Two Canadian brothers have pleaded guilty to a $23 million insider trading scheme connected to the merger of a social media network associated with former President Donald Trump. Michael and Gerald Shvartsman, who initially pleaded not guilty to securities fraud charges, have now admitted to their roles in the illegal operation.
Michael Shvartsman has been identified as the mastermind behind the scheme, allegedly using insider information about the merger to make a profit of $18.2 million. His brother, Gerald, also profited from the scheme and faces the same maximum prison sentence as Michael. The brothers are accused of tipping off friends to purchase Digital World securities before the merger announcement, and then selling them after the share price spiked.

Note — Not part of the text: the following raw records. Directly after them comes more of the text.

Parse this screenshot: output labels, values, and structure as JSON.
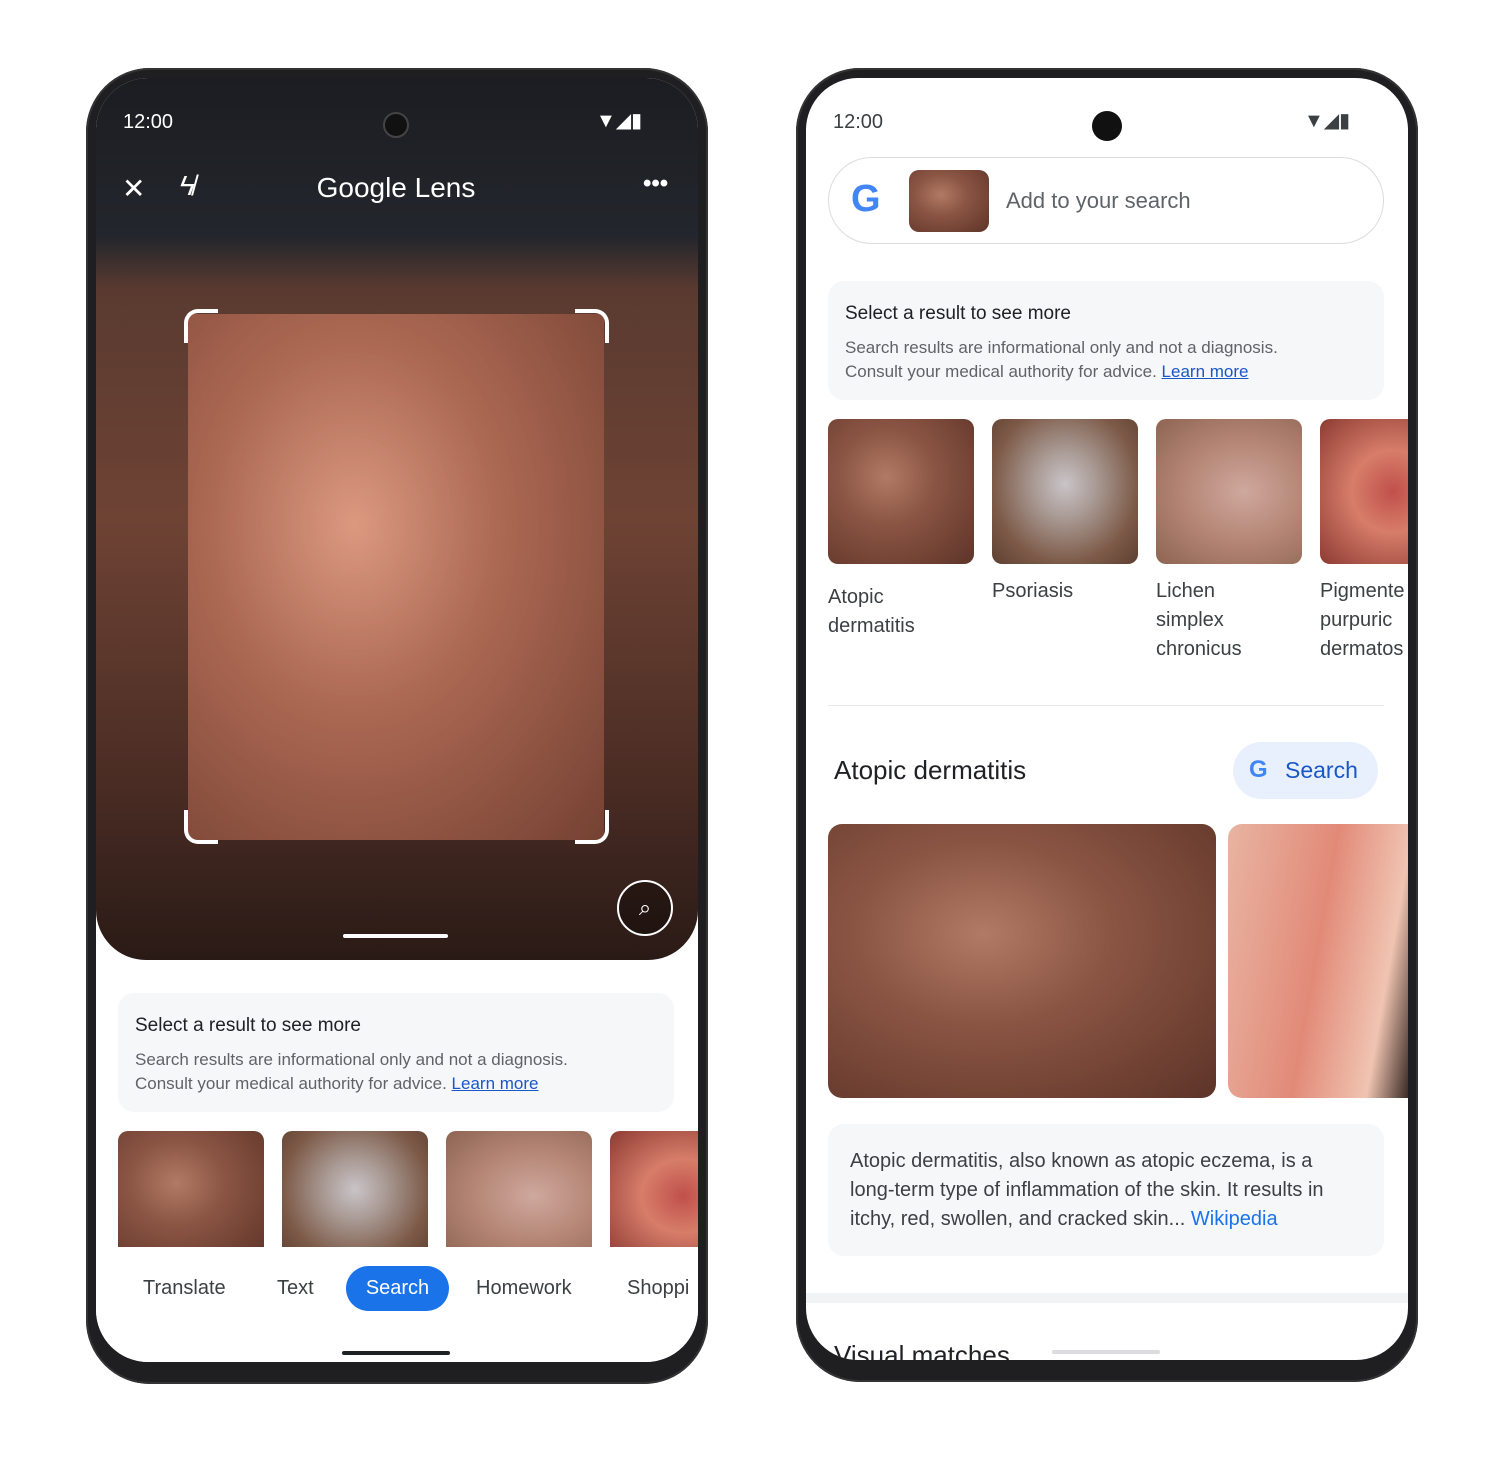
{
  "left_phone": {
    "status": {
      "time": "12:00"
    },
    "toolbar": {
      "title": "Google Lens"
    },
    "card": {
      "title": "Select a result to see more",
      "line1": "Search results are informational only and not a diagnosis.",
      "line2": "Consult your medical authority for advice.",
      "link": "Learn more"
    },
    "tabs": [
      {
        "label": "Translate"
      },
      {
        "label": "Text"
      },
      {
        "label": "Search",
        "selected": true
      },
      {
        "label": "Homework"
      },
      {
        "label": "Shoppi"
      }
    ]
  },
  "right_phone": {
    "status": {
      "time": "12:00"
    },
    "search": {
      "placeholder": "Add to your search"
    },
    "card": {
      "title": "Select a result to see more",
      "line1": "Search results are informational only and not a diagnosis.",
      "line2": "Consult your medical authority for advice.",
      "link": "Learn more"
    },
    "results": [
      {
        "line1": "Atopic",
        "line2": "dermatitis"
      },
      {
        "line1": "Psoriasis"
      },
      {
        "line1": "Lichen",
        "line2": "simplex",
        "line3": "chronicus"
      },
      {
        "line1": "Pigmente",
        "line2": "purpuric",
        "line3": "dermatos"
      }
    ],
    "section": {
      "title": "Atopic dermatitis",
      "search_label": "Search"
    },
    "description": {
      "line1": "Atopic dermatitis, also known as atopic eczema, is a",
      "line2": "long-term type of inflammation of the skin. It results in",
      "line3": "itchy, red, swollen, and cracked skin...",
      "link": "Wikipedia"
    },
    "visual_matches": "Visual matches"
  },
  "colors": {
    "accent": "#1a73e8",
    "chip_bg": "#e8f0fe",
    "card_bg": "#f6f7f9"
  }
}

Plea agreements for the Shvartsman brothers recommend a 4-5 year sentence for Michael and 3-4 years for Gerald, with sentencing scheduled for July 17. Both men could face deportation after serving their sentences, as they are Canadian citizens. In court, the brothers took accountability for their illegal actions.
U.S. Attorney Damian Williams condemned insider trading as a form of cheating. A third man involved in the scheme, Bruce Garelick, is set to go to trial later this month. However, no individuals associated with Trump Media have been charged with any wrongdoing in connection to the insider trading.
Meanwhile, the publicly listed Trump Media has faced volatility in its shares after reporting financial losses by its social media platform, Truth Social. Despite this, Trump’s stake in the company remains around $4 billion, although he is currently prohibited from selling his shares for the next six months.